A livello nazionale siamo arrivati a più di un terzo della superficie ricoperta da boschi, ma in molti comuni d’Appennino, la foresta ricopre i tre quarti del suolo.
Una lunga e travagliata evoluzione storica C’è chi dice che ci siano più boschi ora che nel Medioevo o che i boschi siano troppi e cancellino le tracce della civiltà contadina:
la verità è che l’Appennino è sempre stato uno spettacolare ponte verde fra Europa e Mediterraneo con un clima estremamente favorevole alla vegetazione arborea. Siamo
stati noi a tagliare, dissodare, pascolare, riducendo alla fine dell’800 le nostre foreste a piccoli boschetti sparsi qua e là nei luoghi più impervi e difficili.
Verso la fine del diciannovesimo secolo, una popolazione in continuo aumento e dedita ad attività agro silvo pastorali ha dissodato e lavorato terreni fin sopra le montagne,
ma a dare il colpo di grazia alle residue foreste è stata la nascente industria che ancora non utilizzava i combustibili fossili e che ha rasato a zero i versanti dell’Appennino.

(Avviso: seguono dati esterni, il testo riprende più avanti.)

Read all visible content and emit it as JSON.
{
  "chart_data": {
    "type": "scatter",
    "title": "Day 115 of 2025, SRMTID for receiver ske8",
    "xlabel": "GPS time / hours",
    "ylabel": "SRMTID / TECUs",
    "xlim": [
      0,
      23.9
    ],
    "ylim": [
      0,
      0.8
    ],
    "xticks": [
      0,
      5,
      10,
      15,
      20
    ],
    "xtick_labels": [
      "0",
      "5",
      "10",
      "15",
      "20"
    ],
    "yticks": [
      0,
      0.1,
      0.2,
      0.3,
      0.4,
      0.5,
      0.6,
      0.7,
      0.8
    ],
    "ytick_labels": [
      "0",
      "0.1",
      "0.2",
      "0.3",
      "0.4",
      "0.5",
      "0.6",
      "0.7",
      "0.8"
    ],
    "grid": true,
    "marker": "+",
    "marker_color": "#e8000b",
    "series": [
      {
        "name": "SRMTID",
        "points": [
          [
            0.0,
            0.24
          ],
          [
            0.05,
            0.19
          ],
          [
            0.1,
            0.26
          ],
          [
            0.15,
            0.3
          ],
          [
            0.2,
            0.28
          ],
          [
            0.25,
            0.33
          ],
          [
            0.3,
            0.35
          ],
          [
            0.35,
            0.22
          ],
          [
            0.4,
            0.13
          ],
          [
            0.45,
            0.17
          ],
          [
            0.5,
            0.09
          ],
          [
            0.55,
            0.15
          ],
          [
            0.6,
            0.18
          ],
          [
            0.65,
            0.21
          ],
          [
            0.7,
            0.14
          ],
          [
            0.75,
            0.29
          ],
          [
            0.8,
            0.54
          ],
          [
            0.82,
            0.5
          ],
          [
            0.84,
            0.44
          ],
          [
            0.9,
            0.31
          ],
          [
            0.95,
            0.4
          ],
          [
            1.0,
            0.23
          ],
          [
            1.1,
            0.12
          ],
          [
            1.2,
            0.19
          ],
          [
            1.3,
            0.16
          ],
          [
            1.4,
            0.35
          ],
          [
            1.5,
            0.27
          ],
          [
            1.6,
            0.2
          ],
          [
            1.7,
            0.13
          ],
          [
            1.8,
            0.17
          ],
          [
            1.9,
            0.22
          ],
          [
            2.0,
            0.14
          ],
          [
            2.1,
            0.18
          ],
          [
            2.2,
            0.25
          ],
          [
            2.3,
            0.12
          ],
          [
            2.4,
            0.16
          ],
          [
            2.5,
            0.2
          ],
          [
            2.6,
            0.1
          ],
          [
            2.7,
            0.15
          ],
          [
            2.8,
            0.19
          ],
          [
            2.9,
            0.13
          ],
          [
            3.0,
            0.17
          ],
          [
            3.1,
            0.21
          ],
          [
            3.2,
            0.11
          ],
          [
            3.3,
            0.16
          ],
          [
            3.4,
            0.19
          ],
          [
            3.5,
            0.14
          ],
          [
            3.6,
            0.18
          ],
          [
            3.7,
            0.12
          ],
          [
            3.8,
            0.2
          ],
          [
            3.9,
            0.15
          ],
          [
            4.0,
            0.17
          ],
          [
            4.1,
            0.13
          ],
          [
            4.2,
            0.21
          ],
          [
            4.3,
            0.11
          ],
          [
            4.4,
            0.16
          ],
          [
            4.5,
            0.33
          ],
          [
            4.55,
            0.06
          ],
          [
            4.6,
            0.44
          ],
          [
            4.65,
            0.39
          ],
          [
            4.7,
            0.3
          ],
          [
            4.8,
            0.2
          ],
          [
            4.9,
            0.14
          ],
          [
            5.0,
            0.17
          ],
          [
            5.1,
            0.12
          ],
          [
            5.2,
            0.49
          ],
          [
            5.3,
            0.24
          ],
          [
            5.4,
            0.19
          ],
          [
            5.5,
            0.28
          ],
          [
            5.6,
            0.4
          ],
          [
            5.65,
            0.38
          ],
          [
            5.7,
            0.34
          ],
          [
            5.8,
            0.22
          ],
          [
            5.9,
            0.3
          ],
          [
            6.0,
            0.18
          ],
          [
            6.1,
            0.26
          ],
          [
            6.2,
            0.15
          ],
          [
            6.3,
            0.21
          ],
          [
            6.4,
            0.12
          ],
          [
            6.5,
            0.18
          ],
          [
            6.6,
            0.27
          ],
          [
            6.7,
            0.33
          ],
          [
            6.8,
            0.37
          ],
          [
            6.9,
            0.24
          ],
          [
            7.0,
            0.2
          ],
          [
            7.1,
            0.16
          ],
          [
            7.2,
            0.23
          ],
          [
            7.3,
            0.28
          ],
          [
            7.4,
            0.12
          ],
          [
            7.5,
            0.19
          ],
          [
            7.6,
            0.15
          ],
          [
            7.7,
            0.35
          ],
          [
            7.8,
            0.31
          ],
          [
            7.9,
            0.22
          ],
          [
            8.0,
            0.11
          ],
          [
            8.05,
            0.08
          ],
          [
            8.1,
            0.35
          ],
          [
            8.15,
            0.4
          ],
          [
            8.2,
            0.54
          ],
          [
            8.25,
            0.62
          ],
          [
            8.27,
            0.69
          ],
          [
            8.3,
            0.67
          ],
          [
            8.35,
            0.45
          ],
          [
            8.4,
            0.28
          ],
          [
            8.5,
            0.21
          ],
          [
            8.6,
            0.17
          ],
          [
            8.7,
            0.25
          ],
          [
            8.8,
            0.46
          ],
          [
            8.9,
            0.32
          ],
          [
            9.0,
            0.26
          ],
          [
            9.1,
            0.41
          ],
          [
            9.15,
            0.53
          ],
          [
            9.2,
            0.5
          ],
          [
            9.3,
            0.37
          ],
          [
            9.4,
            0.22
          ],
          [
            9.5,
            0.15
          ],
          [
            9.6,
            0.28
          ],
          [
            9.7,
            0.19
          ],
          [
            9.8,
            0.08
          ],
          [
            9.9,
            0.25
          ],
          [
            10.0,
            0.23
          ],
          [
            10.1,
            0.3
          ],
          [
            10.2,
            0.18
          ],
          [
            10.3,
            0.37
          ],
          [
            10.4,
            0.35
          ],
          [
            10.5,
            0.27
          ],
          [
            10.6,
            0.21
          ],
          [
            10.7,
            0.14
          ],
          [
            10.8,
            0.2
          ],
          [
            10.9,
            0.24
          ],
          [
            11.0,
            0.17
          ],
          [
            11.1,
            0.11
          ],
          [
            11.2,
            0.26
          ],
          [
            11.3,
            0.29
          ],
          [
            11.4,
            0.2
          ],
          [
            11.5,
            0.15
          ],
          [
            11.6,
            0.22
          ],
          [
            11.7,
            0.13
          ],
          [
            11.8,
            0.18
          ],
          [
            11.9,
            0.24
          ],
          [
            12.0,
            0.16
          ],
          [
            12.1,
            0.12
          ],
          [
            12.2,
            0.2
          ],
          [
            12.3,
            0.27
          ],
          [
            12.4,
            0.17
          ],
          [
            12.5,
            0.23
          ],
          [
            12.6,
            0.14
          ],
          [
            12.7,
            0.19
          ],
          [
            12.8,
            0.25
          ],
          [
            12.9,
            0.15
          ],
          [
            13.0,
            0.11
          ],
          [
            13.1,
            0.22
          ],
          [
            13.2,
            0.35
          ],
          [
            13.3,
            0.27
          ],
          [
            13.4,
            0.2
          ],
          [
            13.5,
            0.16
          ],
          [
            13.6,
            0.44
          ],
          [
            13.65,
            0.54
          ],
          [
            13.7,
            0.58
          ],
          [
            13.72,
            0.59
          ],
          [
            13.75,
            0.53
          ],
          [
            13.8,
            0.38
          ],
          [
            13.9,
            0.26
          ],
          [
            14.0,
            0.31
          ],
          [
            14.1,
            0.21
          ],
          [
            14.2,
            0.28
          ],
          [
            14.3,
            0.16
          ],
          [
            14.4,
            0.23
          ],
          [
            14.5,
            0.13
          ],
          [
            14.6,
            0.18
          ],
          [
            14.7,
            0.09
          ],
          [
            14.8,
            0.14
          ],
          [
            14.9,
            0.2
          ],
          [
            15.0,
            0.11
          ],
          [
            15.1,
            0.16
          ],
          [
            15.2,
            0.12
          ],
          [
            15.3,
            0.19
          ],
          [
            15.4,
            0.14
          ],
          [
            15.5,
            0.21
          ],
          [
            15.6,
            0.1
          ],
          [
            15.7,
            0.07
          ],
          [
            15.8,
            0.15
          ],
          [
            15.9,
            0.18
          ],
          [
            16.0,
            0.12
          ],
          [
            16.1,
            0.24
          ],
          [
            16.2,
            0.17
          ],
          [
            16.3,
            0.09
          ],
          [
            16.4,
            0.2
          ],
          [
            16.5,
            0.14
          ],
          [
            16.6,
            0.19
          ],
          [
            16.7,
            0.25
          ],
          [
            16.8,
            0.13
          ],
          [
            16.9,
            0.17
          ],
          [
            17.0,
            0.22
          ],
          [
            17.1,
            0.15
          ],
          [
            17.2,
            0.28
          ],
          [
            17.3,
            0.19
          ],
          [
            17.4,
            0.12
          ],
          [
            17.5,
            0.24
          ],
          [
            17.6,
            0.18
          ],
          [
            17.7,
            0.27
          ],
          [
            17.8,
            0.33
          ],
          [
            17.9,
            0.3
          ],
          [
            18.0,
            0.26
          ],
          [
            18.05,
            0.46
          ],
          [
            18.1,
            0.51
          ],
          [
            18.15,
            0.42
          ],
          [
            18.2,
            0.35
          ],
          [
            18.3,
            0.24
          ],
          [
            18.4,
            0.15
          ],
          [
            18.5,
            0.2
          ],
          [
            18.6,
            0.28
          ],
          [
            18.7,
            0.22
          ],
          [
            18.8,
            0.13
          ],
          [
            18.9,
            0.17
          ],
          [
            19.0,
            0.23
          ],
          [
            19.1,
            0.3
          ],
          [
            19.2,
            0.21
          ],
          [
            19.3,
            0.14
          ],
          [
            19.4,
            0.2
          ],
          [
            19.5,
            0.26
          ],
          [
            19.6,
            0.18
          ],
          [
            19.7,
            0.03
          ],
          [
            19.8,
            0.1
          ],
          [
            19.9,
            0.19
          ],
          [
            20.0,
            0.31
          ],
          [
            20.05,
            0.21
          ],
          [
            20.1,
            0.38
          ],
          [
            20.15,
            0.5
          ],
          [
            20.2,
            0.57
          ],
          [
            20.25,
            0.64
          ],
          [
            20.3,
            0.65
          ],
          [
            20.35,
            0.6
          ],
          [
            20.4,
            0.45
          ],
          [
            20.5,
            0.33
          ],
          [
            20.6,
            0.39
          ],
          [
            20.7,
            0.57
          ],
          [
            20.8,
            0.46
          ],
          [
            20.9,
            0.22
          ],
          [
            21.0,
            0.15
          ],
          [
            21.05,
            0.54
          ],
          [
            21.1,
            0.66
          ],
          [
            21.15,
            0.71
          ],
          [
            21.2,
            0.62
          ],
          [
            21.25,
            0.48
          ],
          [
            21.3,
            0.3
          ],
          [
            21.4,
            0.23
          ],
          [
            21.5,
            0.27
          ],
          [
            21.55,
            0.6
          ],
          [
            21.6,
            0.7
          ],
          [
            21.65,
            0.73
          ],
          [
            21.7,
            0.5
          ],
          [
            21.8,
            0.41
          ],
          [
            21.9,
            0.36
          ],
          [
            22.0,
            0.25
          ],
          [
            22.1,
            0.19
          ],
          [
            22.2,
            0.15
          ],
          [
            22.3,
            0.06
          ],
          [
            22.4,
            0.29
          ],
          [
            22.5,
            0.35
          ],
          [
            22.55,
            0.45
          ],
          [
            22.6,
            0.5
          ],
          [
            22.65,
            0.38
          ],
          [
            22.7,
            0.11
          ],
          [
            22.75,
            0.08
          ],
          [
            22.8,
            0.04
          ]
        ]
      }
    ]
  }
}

Poi, piano piano, ci si è resi conto del disastro compiuto e del peggioramento della vita in montagna e nelle sottostanti valli e città, così si è iniziato a ricostruire.
A causa dei dissennati disboscamenti era andata perduta la capacità di regolazione del ciclo dell’acqua: frane ed erosione colpivano campi, valli e infrastrutture.
Lo Stato iniziò a comprare pezzi di montagne, fu istituita l’Azienda di Stato per le Foreste demaniali e successivamente il Corpo forestale dello Stato e cominciarono i rimboschimenti e le sistemazioni idrauliche.
Nel Parco dell’Appennino e nella Riserva di Biosfera si trovano importanti testimonianze di questi investimenti: la foresta demaniale val Parma e val Cedra, la Riserva
dell’Orecchiella, la foresta demaniale della val d’Ozola, l’Abetina Reale; nell’Appennino modenese, Capanna Tassoni o la Maccheria e in Lunigiana il Passo del Bratello. Questi
territori dove sono stati ricostruiti boschi e fiumi sono diventati il cuore di molti parchi nazionali, e il nostro non fa eccezione.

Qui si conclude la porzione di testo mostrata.